Betroffen sind Autobahnen und Bundesstraßen genauso wie Innerortsstraßen.
Blitzermarathon im April 2026
Mithilfe der verstärkten Radarkontrollen will die Polizei die Autofahrenden daran erinnern, sich an die geltenden Tempolimits zu halten. Die erste "Speedweek" des Jahres findet von Montag, 13. April, bis Sonntag, 19. April, statt. Den Höhepunkt der Aktion bildet der Mittwoch, 15. April.
Wichtig zu wissen: Diese Woche liegt mitten in den Osterferien. Fast ganz Deutschland ist dann auf den Straßen unterwegs.
Radarkontrollen: Welche Bundesländer nehmen teil?
Die Beteiligung an der Frühjahrs-Aktion ist traditionsgemäß deutlich stärker als im Sommer. Aber auch hier beschränken sich einige Bundesländer auf den Haupttag der Aktion (15. April). Dass einige Bundesländer sich gar nicht beteiligen, hat seine Gründe: Kapazitätsengpässe oder Zweifel an der Sinnhaftigkeit.

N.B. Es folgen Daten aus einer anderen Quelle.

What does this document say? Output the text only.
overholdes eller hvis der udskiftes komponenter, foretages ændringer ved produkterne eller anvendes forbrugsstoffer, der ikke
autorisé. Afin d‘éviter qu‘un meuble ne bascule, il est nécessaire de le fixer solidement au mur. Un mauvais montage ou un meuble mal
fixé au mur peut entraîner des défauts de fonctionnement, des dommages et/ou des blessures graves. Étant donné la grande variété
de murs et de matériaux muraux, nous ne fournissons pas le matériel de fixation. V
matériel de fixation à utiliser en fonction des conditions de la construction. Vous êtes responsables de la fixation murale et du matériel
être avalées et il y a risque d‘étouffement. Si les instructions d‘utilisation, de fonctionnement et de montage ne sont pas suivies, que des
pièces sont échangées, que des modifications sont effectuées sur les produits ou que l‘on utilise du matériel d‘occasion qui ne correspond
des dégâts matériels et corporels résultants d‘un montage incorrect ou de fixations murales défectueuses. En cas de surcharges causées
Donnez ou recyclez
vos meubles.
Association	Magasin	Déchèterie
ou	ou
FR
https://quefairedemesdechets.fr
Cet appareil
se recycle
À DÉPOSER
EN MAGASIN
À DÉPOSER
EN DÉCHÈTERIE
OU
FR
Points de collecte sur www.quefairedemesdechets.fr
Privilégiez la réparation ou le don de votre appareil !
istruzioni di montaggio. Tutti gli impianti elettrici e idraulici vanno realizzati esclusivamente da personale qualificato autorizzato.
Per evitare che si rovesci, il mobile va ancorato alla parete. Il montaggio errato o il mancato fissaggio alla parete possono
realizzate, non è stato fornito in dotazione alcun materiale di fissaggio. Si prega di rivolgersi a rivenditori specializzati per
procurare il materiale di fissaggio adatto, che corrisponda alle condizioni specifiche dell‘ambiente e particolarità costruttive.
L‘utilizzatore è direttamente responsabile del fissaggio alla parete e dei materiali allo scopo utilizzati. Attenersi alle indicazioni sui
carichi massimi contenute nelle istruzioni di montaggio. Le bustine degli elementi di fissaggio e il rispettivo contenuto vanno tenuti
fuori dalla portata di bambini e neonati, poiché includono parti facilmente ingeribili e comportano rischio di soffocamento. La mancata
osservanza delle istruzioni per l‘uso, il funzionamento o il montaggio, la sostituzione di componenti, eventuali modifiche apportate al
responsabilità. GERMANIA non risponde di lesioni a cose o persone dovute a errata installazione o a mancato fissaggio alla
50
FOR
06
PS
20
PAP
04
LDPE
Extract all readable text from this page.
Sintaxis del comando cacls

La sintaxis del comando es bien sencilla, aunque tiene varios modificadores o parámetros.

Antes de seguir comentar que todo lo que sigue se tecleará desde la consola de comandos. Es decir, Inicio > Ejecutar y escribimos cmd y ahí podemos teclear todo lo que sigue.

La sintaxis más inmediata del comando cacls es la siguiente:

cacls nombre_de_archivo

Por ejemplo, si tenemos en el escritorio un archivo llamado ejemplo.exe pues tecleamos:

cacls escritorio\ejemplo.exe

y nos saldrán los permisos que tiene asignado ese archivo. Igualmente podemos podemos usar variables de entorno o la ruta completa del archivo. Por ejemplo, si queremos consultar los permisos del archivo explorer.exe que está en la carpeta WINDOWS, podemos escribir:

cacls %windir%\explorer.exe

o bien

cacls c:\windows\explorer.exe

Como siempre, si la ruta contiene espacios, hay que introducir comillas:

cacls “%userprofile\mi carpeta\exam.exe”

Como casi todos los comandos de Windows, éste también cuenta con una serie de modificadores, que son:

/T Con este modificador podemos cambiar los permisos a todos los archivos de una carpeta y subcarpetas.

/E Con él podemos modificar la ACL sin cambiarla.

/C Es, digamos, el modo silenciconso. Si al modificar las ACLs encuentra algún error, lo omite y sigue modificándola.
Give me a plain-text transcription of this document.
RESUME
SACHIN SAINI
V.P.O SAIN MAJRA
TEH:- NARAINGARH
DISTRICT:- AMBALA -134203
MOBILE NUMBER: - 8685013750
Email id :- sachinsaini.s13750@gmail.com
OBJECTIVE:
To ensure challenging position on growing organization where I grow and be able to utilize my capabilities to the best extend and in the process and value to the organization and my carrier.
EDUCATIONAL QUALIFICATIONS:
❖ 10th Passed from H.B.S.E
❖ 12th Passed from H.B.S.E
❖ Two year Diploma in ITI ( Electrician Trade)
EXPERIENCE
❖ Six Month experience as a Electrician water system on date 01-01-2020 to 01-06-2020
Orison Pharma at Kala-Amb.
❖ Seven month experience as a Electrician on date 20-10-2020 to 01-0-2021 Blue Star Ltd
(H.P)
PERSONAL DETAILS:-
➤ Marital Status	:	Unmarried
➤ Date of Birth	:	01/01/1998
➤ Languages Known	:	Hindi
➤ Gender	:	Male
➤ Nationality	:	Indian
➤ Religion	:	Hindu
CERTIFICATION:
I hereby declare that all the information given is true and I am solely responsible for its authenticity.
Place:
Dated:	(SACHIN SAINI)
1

Nach aktuellem Stand nehmen folgende Bundesländer im April teil:
Baden-Württemberg: Blitzermarathon am 15. April
Bayern: Blitzermarathon am 15. April
Berlin: Speedweek vom 13. bis 19. April
Brandenburg: Blitzermarathon am 15. April
Bremen: Speedweek vom 13. bis 19. April
Hamburg: Speedweek vom 13. bis 19. April, ein Schwerpunkttag (Datum steht noch nicht fest)
Hessen: Speedweek vom 13. bis 19. April inklusive Blitzermarathon am 15. April
Mecklenburg-Vorpommern: Speedweek vom 13. bis 19. April inklusive Blitzermarathon am 15. April Tempokontrollen im gesamten April
Niedersachsen: Speedweek vom 13. bis 19. April, kein Höhepunkttag
Nordrhein-Westfalen: Speedweek vom 13. bis 19. April, kein Höhepunkttag
Rheinland-Pfalz: Speedweek vom 13. bis 19. April inklusive Blitzermarathon am 15. April
Sachsen: Speedweek vom 13. bis 19. April
Sachsen-Anhalt: Speedweek vom 13. bis 19. April
Schleswig-Holstein: Speedweek vom 13. bis 19. April, kein spez. Aktionstag
Thüringen: Speedweek vom 13. bis 19. April
Und so wars in früheren Jahren: Einige Bundesländer wie Brandenburg setzten den Schwerpunkt auf Motorradfahrer. In Baden-Württemberg ließen Städte wie Heilbronn per Bürgerbefragung Standorte für Blitzer festlegen. In Hamburg gab es einen Mix aus stationären und mobilen Blitzern.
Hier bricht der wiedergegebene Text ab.